Solved – Manipulating data for propensity score matching following multiple imputation with mice package

matchingmicemultiple-imputationpropensity-scoresr

I've completed multiple imputation of my dataset for the first time using the mice package in R. I'm familiar with the procedure for using the MatchIt package for propensity score matching using a normal dataframe. However, I'm not at all familiar with how to manipulate the mids object which mice outputs after imputation. I looked over a couple relevant threads but the questions being answered are more broad scope (I suppose my questions is more just about the code and functions used).

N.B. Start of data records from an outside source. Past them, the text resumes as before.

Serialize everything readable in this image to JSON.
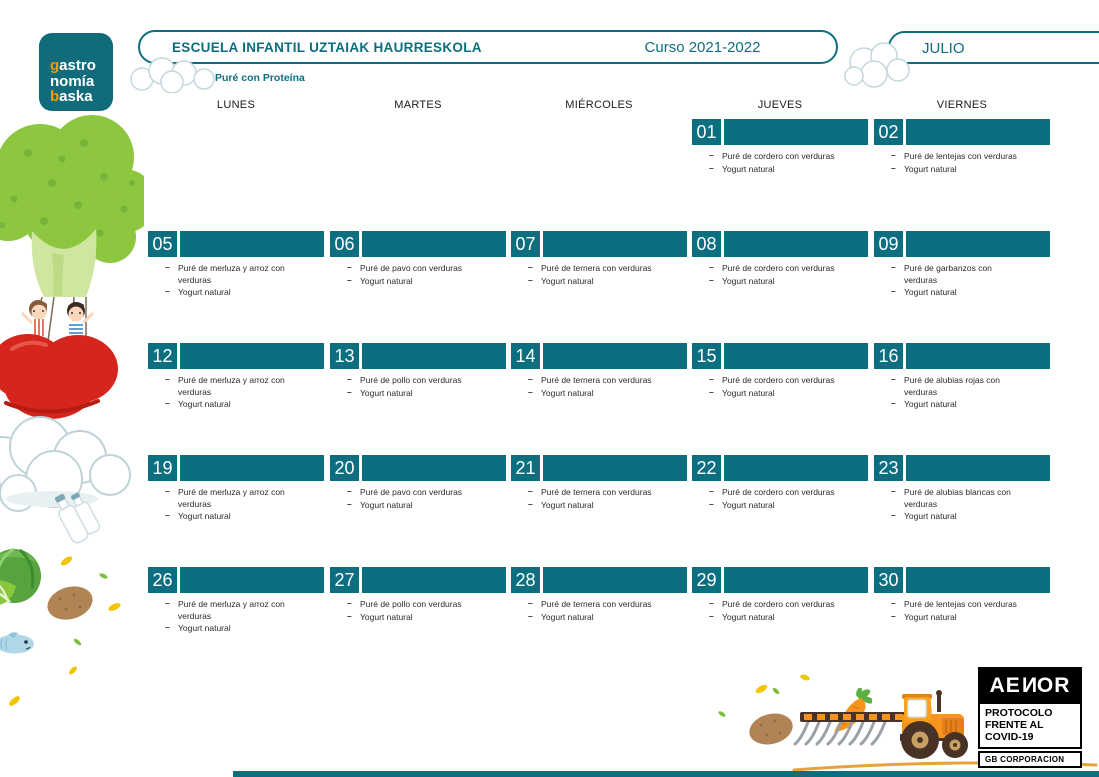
{
  "logo": {
    "lines": [
      {
        "accent": "g",
        "text": "astro"
      },
      {
        "accent": "",
        "text": "nomía"
      },
      {
        "accent": "b",
        "text": "aska"
      }
    ]
  },
  "header": {
    "school_name": "ESCUELA INFANTIL UZTAIAK HAURRESKOLA",
    "course": "Curso 2021-2022",
    "month": "JULIO",
    "menu_type": "Puré con Proteína"
  },
  "calendar": {
    "bullet": "–",
    "day_headers": [
      "LUNES",
      "MARTES",
      "MIÉRCOLES",
      "JUEVES",
      "VIERNES"
    ],
    "weeks": [
      [
        null,
        null,
        null,
        {
          "date": "01",
          "items": [
            "Puré de cordero con verduras",
            "Yogurt natural"
          ]
        },
        {
          "date": "02",
          "items": [
            "Puré de lentejas con verduras",
            "Yogurt natural"
          ]
        }
      ],
      [
        {
          "date": "05",
          "items": [
            "Puré de merluza y arroz con verduras",
            "Yogurt natural"
          ]
        },
        {
          "date": "06",
          "items": [
            "Puré de pavo con verduras",
            "Yogurt natural"
          ]
        },
        {
          "date": "07",
          "items": [
            "Puré de ternera con verduras",
            "Yogurt natural"
          ]
        },
        {
          "date": "08",
          "items": [
            "Puré de cordero con verduras",
            "Yogurt natural"
          ]
        },
        {
          "date": "09",
          "items": [
            "Puré de garbanzos con verduras",
            "Yogurt natural"
          ]
        }
      ],
      [
        {
          "date": "12",
          "items": [
            "Puré de merluza y arroz con verduras",
            "Yogurt natural"
          ]
        },
        {
          "date": "13",
          "items": [
            "Puré de pollo con verduras",
            "Yogurt natural"
          ]
        },
        {
          "date": "14",
          "items": [
            "Puré de ternera con verduras",
            "Yogurt natural"
          ]
        },
        {
          "date": "15",
          "items": [
            "Puré de cordero con verduras",
            "Yogurt natural"
          ]
        },
        {
          "date": "16",
          "items": [
            "Puré de alubias rojas con verduras",
            "Yogurt natural"
          ]
        }
      ],
      [
        {
          "date": "19",
          "items": [
            "Puré de merluza y arroz con verduras",
            "Yogurt natural"
          ]
        },
        {
          "date": "20",
          "items": [
            "Puré de pavo con verduras",
            "Yogurt natural"
          ]
        },
        {
          "date": "21",
          "items": [
            "Puré de ternera con verduras",
            "Yogurt natural"
          ]
        },
        {
          "date": "22",
          "items": [
            "Puré de cordero con verduras",
            "Yogurt natural"
          ]
        },
        {
          "date": "23",
          "items": [
            "Puré de alubias blancas con verduras",
            "Yogurt natural"
          ]
        }
      ],
      [
        {
          "date": "26",
          "items": [
            "Puré de merluza y arroz con verduras",
            "Yogurt natural"
          ]
        },
        {
          "date": "27",
          "items": [
            "Puré de pollo con verduras",
            "Yogurt natural"
          ]
        },
        {
          "date": "28",
          "items": [
            "Puré de ternera con verduras",
            "Yogurt natural"
          ]
        },
        {
          "date": "29",
          "items": [
            "Puré de cordero con verduras",
            "Yogurt natural"
          ]
        },
        {
          "date": "30",
          "items": [
            "Puré de lentejas con verduras",
            "Yogurt natural"
          ]
        }
      ]
    ]
  },
  "covid_badge": {
    "brand_parts": [
      "AE",
      "N",
      "OR"
    ],
    "line1": "PROTOCOLO",
    "line2": "FRENTE AL COVID-19",
    "footer": "GB CORPORACION"
  },
  "decorations": {
    "left": [
      "broccoli-balloon",
      "kids-on-tomato",
      "cloud",
      "milk-bottles",
      "cabbage",
      "potato",
      "fish",
      "seeds"
    ],
    "top": [
      "cloud-left",
      "cloud-middle"
    ],
    "bottom": [
      "potato",
      "carrot",
      "rake",
      "tractor",
      "seeds",
      "ground-line",
      "teal-strip"
    ]
  },
  "colors": {
    "teal": "#0c6f80",
    "logo_teal": "#126b7a",
    "accent_orange": "#f39a00",
    "tractor_orange": "#f7941e",
    "seed_yellow": "#f2c500",
    "seed_green": "#7fbf3f",
    "text_dark": "#2b2b2b",
    "badge_black": "#000000"
  }
}
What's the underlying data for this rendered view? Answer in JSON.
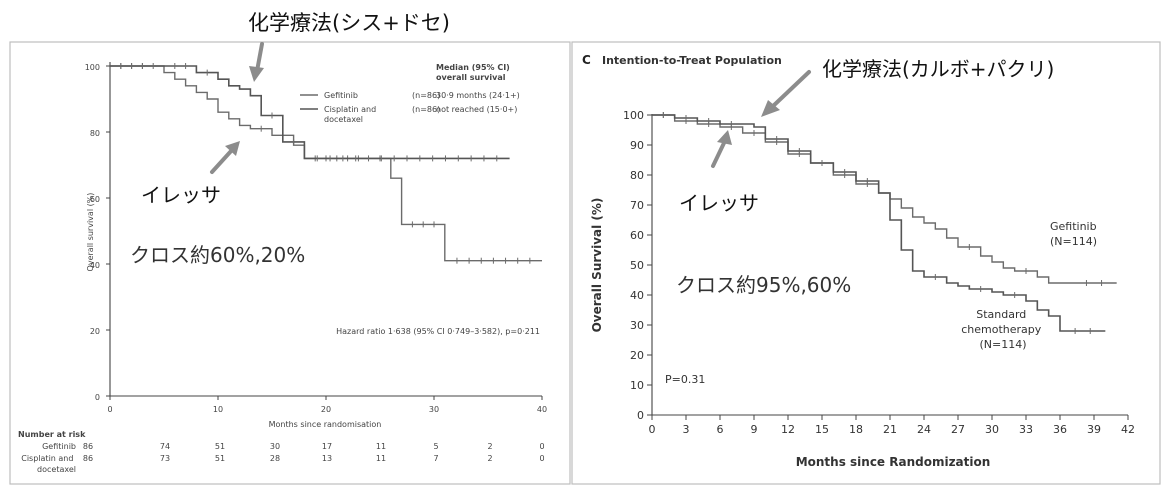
{
  "annotations": {
    "left_chemo_label": "化学療法(シス+ドセ)",
    "left_iressa_label": "イレッサ",
    "left_cross_label": "クロス約60%,20%",
    "right_chemo_label": "化学療法(カルボ+パクリ)",
    "right_iressa_label": "イレッサ",
    "right_cross_label": "クロス約95%,60%",
    "arrow_color": "#8c8c8c"
  },
  "chart_data": [
    {
      "type": "line",
      "title": "",
      "xlabel": "Months since randomisation",
      "ylabel": "Overall survival (%)",
      "xlim": [
        0,
        40
      ],
      "ylim": [
        0,
        100
      ],
      "x_ticks": [
        "0",
        "10",
        "20",
        "30",
        "40"
      ],
      "y_ticks": [
        "0",
        "20",
        "40",
        "60",
        "80",
        "100"
      ],
      "legend_header": [
        "Median (95% CI)",
        "overall survival"
      ],
      "legend": [
        {
          "name": "Gefitinib",
          "n": "(n=86)",
          "median": "30·9 months (24·1+)"
        },
        {
          "name": "Cisplatin and docetaxel",
          "n": "(n=86)",
          "median": "not reached (15·0+)"
        }
      ],
      "hazard_ratio_text": "Hazard ratio 1·638 (95% CI 0·749–3·582), p=0·211",
      "series": [
        {
          "name": "Gefitinib",
          "x": [
            0,
            4,
            5,
            6,
            7,
            8,
            9,
            10,
            11,
            12,
            13,
            15,
            17,
            18,
            24,
            26,
            27,
            31,
            40
          ],
          "y": [
            100,
            100,
            98,
            96,
            94,
            92,
            90,
            86,
            84,
            82,
            81,
            79,
            76,
            72,
            72,
            66,
            52,
            41,
            41
          ]
        },
        {
          "name": "Cisplatin and docetaxel",
          "x": [
            0,
            5,
            8,
            10,
            11,
            12,
            13,
            14,
            16,
            18,
            37
          ],
          "y": [
            100,
            100,
            98,
            96,
            94,
            93,
            91,
            85,
            77,
            72,
            72
          ]
        }
      ],
      "risk_table": {
        "header": "Number at risk",
        "rows": [
          {
            "label": "Gefitinib",
            "values": [
              "86",
              "74",
              "51",
              "30",
              "17",
              "11",
              "5",
              "2",
              "0"
            ]
          },
          {
            "label": "Cisplatin and docetaxel",
            "values": [
              "86",
              "73",
              "51",
              "28",
              "13",
              "11",
              "7",
              "2",
              "0"
            ]
          }
        ]
      }
    },
    {
      "type": "line",
      "title": "Intention-to-Treat Population",
      "panel_letter": "C",
      "xlabel": "Months since Randomization",
      "ylabel": "Overall Survival (%)",
      "xlim": [
        0,
        42
      ],
      "ylim": [
        0,
        100
      ],
      "x_ticks": [
        "0",
        "3",
        "6",
        "9",
        "12",
        "15",
        "18",
        "21",
        "24",
        "27",
        "30",
        "33",
        "36",
        "39",
        "42"
      ],
      "y_ticks": [
        "0",
        "10",
        "20",
        "30",
        "40",
        "50",
        "60",
        "70",
        "80",
        "90",
        "100"
      ],
      "p_value": "P=0.31",
      "series": [
        {
          "name": "Gefitinib",
          "label_lines": [
            "Gefitinib",
            "(N=114)"
          ],
          "x": [
            0,
            2,
            4,
            6,
            8,
            10,
            12,
            14,
            16,
            18,
            20,
            21,
            22,
            23,
            24,
            25,
            26,
            27,
            29,
            30,
            31,
            32,
            34,
            35,
            36,
            37,
            41
          ],
          "y": [
            100,
            98,
            97,
            96,
            94,
            91,
            87,
            84,
            80,
            77,
            74,
            72,
            69,
            66,
            64,
            62,
            59,
            56,
            53,
            51,
            49,
            48,
            46,
            44,
            44,
            44,
            44
          ]
        },
        {
          "name": "Standard chemotherapy",
          "label_lines": [
            "Standard",
            "chemotherapy",
            "(N=114)"
          ],
          "x": [
            0,
            2,
            4,
            6,
            8,
            9,
            10,
            12,
            14,
            16,
            18,
            20,
            21,
            22,
            23,
            24,
            26,
            27,
            28,
            30,
            31,
            33,
            34,
            35,
            36,
            40
          ],
          "y": [
            100,
            99,
            98,
            97,
            97,
            96,
            92,
            88,
            84,
            81,
            78,
            74,
            65,
            55,
            48,
            46,
            44,
            43,
            42,
            41,
            40,
            38,
            35,
            33,
            28,
            28
          ]
        }
      ]
    }
  ]
}
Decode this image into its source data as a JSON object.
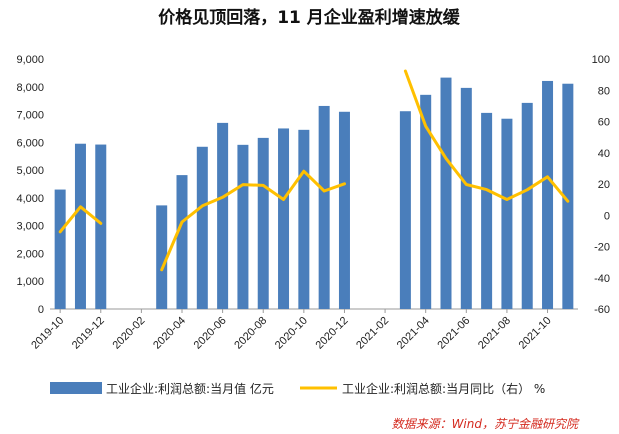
{
  "chart_data": {
    "type": "bar+line",
    "title": "价格见顶回落，11 月企业盈利增速放缓",
    "categories": [
      "2019-10",
      "2019-11",
      "2019-12",
      "2020-01",
      "2020-02",
      "2020-03",
      "2020-04",
      "2020-05",
      "2020-06",
      "2020-07",
      "2020-08",
      "2020-09",
      "2020-10",
      "2020-11",
      "2020-12",
      "2021-01",
      "2021-02",
      "2021-03",
      "2021-04",
      "2021-05",
      "2021-06",
      "2021-07",
      "2021-08",
      "2021-09",
      "2021-10",
      "2021-11"
    ],
    "x_tick_labels": [
      "2019-10",
      "2019-12",
      "2020-02",
      "2020-04",
      "2020-06",
      "2020-08",
      "2020-10",
      "2020-12",
      "2021-02",
      "2021-04",
      "2021-06",
      "2021-08",
      "2021-10"
    ],
    "series": [
      {
        "name": "工业企业:利润总额:当月值 亿元",
        "type": "bar",
        "axis": "left",
        "color": "#4a7ebb",
        "values": [
          4300,
          5950,
          5920,
          null,
          null,
          3730,
          4820,
          5840,
          6700,
          5910,
          6160,
          6500,
          6450,
          7310,
          7100,
          null,
          null,
          7120,
          7710,
          8330,
          7960,
          7060,
          6850,
          7420,
          8210,
          8110
        ]
      },
      {
        "name": "工业企业:利润总额:当月同比（右） %",
        "type": "line",
        "axis": "right",
        "color": "#ffc000",
        "values": [
          -10.6,
          5.4,
          -5.2,
          null,
          null,
          -34.9,
          -4.3,
          6.0,
          11.5,
          19.6,
          19.1,
          10.1,
          28.2,
          15.5,
          20.1,
          null,
          null,
          92.3,
          57.0,
          36.4,
          19.7,
          16.4,
          10.1,
          16.3,
          24.6,
          9.0
        ]
      }
    ],
    "y_left": {
      "min": 0,
      "max": 9000,
      "step": 1000,
      "tick_labels": [
        "0",
        "1,000",
        "2,000",
        "3,000",
        "4,000",
        "5,000",
        "6,000",
        "7,000",
        "8,000",
        "9,000"
      ]
    },
    "y_right": {
      "min": -60,
      "max": 100,
      "step": 20,
      "tick_labels": [
        "-60",
        "-40",
        "-20",
        "0",
        "20",
        "40",
        "60",
        "80",
        "100"
      ]
    },
    "grid": false,
    "legend_placement": "bottom",
    "source": "数据来源：Wind，苏宁金融研究院"
  }
}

I don't know that MatchIt or Matching are capable of making use of the mids object, and I'm not sure how to bridge the divide. I could use with.mids() to fit a model for the propensity score, but I'm uncertain how I would calculate the actual propensity scores using the mira object and move on from there. Alternatively, I could output a long form dataframe with the imputed data sets stacked onto one another using complete(imp, "long"), calculate propensity scores for each, average them, and complete matching. However, my outcome variable is imputed, so it's not clear that would be beneficial.

Best Answer

Your second method, using complete(imp, "long") is what you need to do. You've probably read the Mitra & Reiter paper distinguishing between the "Within" and "Across" methods, since you mentioned wanting to average propensity scores. With imputed outcome data, you need to use the "Within" approach, and then combine and adjust your estimates using Rubin's rules. So, for each imputed data set, you will do the following: run matchit(), and then run your outcome regression model on the matched data set. Once you have done this for each imputed data set, you will recombine the model fits using as.mira() and then summarize your mira output. Here is some sample code:

imp.data <- complete(imp, "long")
fit.list <- setNames(vector("list", length(unique(imp.data$.imp))),
                     unique(imp.data$.imp))
for (i in unique(imp.data2$.imp)) {
  m.out <- matchit(t ~ v1 + v2 + v3, data = imp.data[imp.data$.imp == i,])
  fit.list[[i]] <- glm(y ~ t, data = match.data(m.out))
}
fit.list.mira <- as.mira(fit.list) #combines into mira object for pool()
summary(pool(fit.list.mira))

Hope this helps!